After more-or-less getting back to sleep and then up for feedings and kitchen cleanup, I started working from home; we had an energy audit scheduled for this morning and I wanted to take Pepper with me to work so she wouldn't be too bothersome. I finally left when they were late in arriving and I needed to get things scanned and printed. Which was going to be difficult, because Ten's built-in virus protection had turned itself on for a nice little scan around the block and was slowing everything down to a crawl.
You cannot turn it off. At one point, it was consuming 95 percent of CPU. The only real way out of it is to close out of everything and restart. There are suggested workarounds online, but they generally involve mucking in the registry or disabling the thing altogether, which is also not recommended unless you've got a replacement antivirus program ready to roll.
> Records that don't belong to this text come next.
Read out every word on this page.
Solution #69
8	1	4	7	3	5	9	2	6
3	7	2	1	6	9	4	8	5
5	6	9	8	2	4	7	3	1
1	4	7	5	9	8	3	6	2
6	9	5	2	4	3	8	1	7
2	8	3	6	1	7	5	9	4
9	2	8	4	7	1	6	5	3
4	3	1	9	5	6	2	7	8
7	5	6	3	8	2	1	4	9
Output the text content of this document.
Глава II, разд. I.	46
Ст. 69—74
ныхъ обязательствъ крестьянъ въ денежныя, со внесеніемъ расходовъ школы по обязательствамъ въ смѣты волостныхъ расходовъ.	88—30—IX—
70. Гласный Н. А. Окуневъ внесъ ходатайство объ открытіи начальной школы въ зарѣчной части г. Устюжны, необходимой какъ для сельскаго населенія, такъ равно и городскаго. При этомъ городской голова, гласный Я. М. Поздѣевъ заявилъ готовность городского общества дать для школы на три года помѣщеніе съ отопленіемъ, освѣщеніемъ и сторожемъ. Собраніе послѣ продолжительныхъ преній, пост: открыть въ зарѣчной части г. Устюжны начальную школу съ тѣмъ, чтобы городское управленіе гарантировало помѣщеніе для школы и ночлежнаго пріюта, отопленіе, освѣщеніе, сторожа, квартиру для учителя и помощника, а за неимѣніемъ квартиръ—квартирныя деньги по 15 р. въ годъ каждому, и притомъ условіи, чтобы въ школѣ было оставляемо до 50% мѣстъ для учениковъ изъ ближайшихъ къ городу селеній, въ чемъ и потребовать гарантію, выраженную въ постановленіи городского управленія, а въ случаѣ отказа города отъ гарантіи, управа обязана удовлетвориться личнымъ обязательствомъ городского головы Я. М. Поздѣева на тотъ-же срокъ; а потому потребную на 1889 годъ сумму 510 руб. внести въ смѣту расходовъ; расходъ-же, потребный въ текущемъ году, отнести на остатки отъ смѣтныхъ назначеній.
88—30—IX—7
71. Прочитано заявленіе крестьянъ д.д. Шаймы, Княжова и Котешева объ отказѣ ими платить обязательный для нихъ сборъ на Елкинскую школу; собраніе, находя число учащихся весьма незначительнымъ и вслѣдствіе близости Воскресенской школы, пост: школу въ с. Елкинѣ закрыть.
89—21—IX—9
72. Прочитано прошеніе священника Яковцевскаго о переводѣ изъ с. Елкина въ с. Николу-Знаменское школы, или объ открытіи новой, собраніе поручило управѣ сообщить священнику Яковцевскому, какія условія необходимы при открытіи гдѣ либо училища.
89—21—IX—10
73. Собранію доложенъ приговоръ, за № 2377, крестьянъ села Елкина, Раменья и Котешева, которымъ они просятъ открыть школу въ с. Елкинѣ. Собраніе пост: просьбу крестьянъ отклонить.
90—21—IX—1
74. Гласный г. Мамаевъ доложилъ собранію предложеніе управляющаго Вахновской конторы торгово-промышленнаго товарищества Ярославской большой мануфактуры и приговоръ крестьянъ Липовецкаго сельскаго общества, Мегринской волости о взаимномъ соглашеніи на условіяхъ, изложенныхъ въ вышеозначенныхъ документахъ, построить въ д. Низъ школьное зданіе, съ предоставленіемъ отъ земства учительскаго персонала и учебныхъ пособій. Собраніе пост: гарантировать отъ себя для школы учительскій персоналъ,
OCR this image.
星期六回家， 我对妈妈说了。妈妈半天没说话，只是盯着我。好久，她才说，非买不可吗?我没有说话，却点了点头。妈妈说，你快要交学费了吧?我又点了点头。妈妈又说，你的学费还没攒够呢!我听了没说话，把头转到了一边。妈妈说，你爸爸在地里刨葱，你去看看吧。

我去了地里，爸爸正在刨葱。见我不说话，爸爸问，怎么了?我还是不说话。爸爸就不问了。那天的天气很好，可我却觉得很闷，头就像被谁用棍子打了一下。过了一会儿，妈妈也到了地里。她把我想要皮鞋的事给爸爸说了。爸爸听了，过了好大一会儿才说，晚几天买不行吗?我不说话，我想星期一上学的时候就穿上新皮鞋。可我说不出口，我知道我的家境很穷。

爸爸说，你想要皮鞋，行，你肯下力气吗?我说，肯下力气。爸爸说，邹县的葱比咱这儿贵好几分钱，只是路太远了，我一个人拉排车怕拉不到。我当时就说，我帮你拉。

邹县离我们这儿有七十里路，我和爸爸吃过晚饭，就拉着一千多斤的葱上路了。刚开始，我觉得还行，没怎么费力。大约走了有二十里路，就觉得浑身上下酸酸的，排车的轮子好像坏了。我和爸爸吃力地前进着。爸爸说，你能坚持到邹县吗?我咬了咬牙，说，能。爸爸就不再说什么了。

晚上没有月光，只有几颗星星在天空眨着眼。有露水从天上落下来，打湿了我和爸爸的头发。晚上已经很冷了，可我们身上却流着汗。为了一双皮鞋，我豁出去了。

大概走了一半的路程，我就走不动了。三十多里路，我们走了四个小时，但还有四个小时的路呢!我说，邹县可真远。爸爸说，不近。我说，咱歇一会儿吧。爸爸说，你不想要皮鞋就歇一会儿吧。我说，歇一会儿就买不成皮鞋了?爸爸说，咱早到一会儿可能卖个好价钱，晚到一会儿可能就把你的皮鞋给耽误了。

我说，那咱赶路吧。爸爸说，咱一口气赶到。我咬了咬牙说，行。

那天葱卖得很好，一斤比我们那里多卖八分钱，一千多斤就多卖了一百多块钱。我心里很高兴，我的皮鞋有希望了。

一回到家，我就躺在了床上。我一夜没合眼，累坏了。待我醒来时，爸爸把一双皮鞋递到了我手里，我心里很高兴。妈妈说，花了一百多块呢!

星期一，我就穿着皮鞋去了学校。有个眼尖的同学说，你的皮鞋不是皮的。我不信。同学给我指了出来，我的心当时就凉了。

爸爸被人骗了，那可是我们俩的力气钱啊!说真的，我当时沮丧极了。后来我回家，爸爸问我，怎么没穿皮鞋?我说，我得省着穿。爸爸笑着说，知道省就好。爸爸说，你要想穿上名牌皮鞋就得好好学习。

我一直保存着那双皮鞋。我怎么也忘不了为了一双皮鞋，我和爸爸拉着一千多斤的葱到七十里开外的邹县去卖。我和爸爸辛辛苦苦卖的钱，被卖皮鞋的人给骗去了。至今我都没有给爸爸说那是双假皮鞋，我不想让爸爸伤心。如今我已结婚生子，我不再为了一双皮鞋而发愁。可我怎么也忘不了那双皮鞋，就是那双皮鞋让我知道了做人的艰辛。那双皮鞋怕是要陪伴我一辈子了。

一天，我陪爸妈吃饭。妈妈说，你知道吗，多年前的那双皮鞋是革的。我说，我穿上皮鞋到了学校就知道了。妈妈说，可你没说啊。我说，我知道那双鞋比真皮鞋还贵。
The once innocuous AVG, which still runs on the Windows 8.1 beast, has gotten annoying over the years; I refuse to have anything to do with McAfee, given their history of "optional offer" BS with Adobe and their founder's general kookiness; and Norton has always bothered the shit out of me when it's come preloaded. So I'll just live with the occasional slowdowns, most likely.
----
Once I did get going, I was referred a letter from an attorney I don't recognize from Bankruptcy Court, threatening to file his client in a bankruptcy and describing the potential consequences of that to his opponent. I told the referring attorney, The letter you received is so full of shit, I'm going to need a poop knife to cut through it.